La stanza profonda verrà certamente apprezzato tanto dal lettore quarantenne, che ha vissuto negli anni ’80 l’epoca d’oro dei GdR (mentre scrivo ho alle mie spalle le tre mitiche scatole rossa, blu e turchese di Dungeons & Dragons, gelosamente conservate nella teca della mia libreria), quanto dal ventenne che ha invece conosciuto i GdR grazie alle consolle o ai PC, ma a cui manca il sapore vintage dei tradizionali sistemi di gioco “mappa, dado, carta e matita”.
Il ritorno d’interesse da parte dell’industria culturale per l’immaginario degli anni ’80 a livello ludico, musicale e cinematografico, è confermato anche dal grande successo di pubblico che ha riscontrato Stranger Things. Trasmessa e tutt’ora disponibile su Netflix, questa serie fantascientifica ambientata in una cittadina dell’Indiana racconta proprio le avventure di un gruppo di ragazzini e giocatori di ruolo, che vivono un’avventura reale come se fossero immersi in un GdR.
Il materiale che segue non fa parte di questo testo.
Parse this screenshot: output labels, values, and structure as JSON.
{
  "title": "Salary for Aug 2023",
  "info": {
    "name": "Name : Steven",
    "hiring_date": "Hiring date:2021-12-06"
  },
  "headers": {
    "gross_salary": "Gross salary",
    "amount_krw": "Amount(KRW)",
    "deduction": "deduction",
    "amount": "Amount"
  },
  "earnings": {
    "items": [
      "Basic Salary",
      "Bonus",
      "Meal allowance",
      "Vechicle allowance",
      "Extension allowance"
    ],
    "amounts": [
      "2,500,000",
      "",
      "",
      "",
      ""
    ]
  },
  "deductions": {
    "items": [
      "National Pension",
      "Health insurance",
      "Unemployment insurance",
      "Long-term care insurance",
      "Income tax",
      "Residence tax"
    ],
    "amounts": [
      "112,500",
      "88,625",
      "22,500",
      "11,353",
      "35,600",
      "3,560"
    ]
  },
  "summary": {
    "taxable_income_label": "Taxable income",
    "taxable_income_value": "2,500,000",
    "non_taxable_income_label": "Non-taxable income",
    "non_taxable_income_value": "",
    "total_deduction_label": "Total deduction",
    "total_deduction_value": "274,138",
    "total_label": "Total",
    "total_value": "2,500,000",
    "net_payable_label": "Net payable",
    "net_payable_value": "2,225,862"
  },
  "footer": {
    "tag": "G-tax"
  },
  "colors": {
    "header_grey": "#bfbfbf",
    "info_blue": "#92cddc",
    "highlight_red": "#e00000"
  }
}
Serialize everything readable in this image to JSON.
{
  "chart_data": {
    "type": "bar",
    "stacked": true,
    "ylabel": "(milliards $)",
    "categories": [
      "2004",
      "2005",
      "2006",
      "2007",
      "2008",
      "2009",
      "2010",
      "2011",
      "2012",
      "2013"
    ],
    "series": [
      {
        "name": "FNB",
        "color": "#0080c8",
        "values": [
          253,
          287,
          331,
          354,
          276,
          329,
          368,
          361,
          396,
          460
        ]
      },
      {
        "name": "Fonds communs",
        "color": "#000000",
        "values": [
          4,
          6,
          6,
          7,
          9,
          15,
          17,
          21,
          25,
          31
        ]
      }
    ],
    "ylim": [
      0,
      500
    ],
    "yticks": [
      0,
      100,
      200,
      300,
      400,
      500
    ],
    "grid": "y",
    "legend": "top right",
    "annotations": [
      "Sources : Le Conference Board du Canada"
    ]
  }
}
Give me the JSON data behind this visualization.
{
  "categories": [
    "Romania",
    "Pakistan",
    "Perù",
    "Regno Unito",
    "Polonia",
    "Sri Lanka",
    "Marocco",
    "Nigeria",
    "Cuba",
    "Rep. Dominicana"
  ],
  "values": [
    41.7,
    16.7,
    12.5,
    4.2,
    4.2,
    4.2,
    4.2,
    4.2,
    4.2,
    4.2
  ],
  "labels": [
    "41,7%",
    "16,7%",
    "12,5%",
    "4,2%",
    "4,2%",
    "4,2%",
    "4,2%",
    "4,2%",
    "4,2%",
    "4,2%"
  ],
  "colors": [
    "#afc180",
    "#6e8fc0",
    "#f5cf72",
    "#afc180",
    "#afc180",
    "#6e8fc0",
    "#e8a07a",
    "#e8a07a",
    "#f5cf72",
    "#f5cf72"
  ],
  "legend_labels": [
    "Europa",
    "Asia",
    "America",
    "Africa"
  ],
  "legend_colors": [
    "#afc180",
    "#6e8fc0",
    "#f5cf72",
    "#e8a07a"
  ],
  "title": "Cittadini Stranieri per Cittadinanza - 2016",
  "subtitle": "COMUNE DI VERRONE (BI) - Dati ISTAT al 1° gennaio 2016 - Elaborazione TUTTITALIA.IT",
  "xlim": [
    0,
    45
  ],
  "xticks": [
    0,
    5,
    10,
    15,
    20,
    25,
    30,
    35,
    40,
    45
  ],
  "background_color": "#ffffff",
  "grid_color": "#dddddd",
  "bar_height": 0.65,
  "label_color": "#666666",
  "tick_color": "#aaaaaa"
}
Il gioco di ruolo è infatti un medium che, come il libro scritto da Santoni, la televisione, la radio e Internet, mette il fruitore nella piacevole condizione di divertirsi, grazie all’inventiva dei suoi creatori e all’abilità dei giocatori. Ma, a differenza di questi mezzi di comunicazione, il GdR richiede una partecipazione più coinvolgente, perchè i giocatori/ fruitori devono interpretare i personaggi, di cui assumono le identità, interagendo continuamente per far progredire le avventure.
Se poi il gioco viene praticato a distanza di anni, consente soprattutto al giocatore senior di rivivere nella memoria momenti andati, e che probabilmente non ritorneranno più. Resta però il ricordo. La dolce nostalgia dei giorni trascorsi con gli amici, senza i pensieri, le preoccupazioni e i doveri che la vita adulta ci impone.
Ma come affermava George Bernard Shaw: “L’uomo non smette di giocare perché invecchia, ma invecchia perché smette di giocare”.
Dedico questo articolo al mio amico Valerio Dominici, scomparso nel 2016. È stato un musicista, programmatore, papà e master di alto livello.